Udelnow Andrej, Schmidt Agnes, Muche Rainer, Henne-Bruns Doris, Würl Peter, Lippert Hans
Department of General Visceral and Vascular Surgery, Magdeburg University Hospital, Magdeburg, Germany.
Dig Surg. 2013;30(1):28-34. doi: 10.1159/000348670. Epub 2013 Apr 16.
A Bayes Network was developed for individual risk prediction after cholecystectomy. Validity and robustness were compared with logistic regression analysis (LR).
Clinical databases were created at the Ulm University and St. Franziskus Flensburg hospitals between 2001 and 2010 were comprised of hospitalized cholecystolithiasis patients serving as model and test cohorts, respectively. The probabilities of in-hospital death, prolonged hospitalization (>7 days), relaparotomy and erythrocyte transfusions were predicted based solely on admission data by BN and LR. ROC curves were calculated.
The Ulm and Flensburg cohorts consisted of 1,029 and 1,842 patients, respectively. The areas under the ROC curves for predicting death were 94% (p = 0.8) for both BN and LR, 70 vs. 76% (p < 0.001) for prolonged hospitalization, 69 vs. 68% (p = 0.8) for relaparotomy, and 84 vs. 78% (p = 0.1) for ET. Predictability declined for both methods when explanatory values were changed randomly. In contrast to LR, the BN revealed a good robustness to missing values.

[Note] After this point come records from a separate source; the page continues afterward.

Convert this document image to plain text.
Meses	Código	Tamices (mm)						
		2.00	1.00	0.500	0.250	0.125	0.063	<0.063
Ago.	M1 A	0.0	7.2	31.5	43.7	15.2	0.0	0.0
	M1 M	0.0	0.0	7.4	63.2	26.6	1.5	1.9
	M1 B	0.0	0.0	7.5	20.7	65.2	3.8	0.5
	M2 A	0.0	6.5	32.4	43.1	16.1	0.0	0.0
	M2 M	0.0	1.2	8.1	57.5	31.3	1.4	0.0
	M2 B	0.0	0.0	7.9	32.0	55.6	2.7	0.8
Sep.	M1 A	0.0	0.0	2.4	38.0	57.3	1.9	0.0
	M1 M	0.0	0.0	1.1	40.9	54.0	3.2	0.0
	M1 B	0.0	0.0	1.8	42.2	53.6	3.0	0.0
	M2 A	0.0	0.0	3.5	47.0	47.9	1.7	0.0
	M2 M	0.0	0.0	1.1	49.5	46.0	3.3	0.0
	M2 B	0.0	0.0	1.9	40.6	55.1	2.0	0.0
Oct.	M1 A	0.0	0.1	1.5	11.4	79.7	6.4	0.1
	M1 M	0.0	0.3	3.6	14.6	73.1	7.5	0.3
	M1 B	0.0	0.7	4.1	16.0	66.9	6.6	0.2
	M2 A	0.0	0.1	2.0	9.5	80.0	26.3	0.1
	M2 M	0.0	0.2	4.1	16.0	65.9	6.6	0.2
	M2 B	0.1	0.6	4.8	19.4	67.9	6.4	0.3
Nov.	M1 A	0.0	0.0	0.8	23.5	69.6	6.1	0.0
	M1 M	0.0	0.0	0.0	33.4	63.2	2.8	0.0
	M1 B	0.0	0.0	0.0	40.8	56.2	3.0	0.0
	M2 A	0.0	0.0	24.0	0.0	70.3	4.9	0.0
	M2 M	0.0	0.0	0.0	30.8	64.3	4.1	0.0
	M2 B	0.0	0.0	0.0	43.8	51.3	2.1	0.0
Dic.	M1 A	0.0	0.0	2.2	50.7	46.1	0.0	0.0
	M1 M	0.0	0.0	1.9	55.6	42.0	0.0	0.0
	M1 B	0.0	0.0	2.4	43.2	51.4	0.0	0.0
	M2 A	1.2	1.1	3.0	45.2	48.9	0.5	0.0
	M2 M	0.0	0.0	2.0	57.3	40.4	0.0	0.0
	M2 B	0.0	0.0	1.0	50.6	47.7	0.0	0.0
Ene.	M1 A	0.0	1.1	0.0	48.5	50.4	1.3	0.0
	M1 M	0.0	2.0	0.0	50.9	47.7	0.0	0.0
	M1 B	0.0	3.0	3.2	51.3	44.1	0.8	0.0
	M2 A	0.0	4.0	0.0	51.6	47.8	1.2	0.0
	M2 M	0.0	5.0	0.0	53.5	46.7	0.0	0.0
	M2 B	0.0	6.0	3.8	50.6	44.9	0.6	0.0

Both BN and MR predicted the death risk quite accurately. The advantage of BN consists of its robustness to missing values. Moreover, its graphical representation may be helpful for clinical decision making.
开发了一种贝叶斯网络用于胆囊切除术后个体风险预测。将其有效性和稳健性与逻辑回归分析(LR)进行比较。
乌尔姆大学和弗伦斯堡圣弗朗西斯库斯医院在2001年至2010年期间创建的临床数据库分别由住院的胆囊结石患者组成,作为模型队列和测试队列。仅根据入院数据通过贝叶斯网络和逻辑回归分析预测住院死亡、延长住院时间(>7天)、再次剖腹手术和红细胞输血的概率。计算ROC曲线。
乌尔姆队列和弗伦斯堡队列分别由1029例和1842例患者组成。预测死亡的ROC曲线下面积,贝叶斯网络和逻辑回归分析均为94%(p = 0.8);延长住院时间的分别为70%和76%(p < 0.001);再次剖腹手术的分别为69%和68%(p = 0.8);红细胞输血的分别为84%和78%(p = 0.1)。当随机改变解释值时,两种方法的可预测性均下降。与逻辑回归分析不同,贝叶斯网络对缺失值具有良好的稳健性。
贝叶斯网络和逻辑回归分析对死亡风险的预测都相当准确。贝叶斯网络的优势在于其对缺失值的稳健性。此外,其图形表示可能有助于临床决策。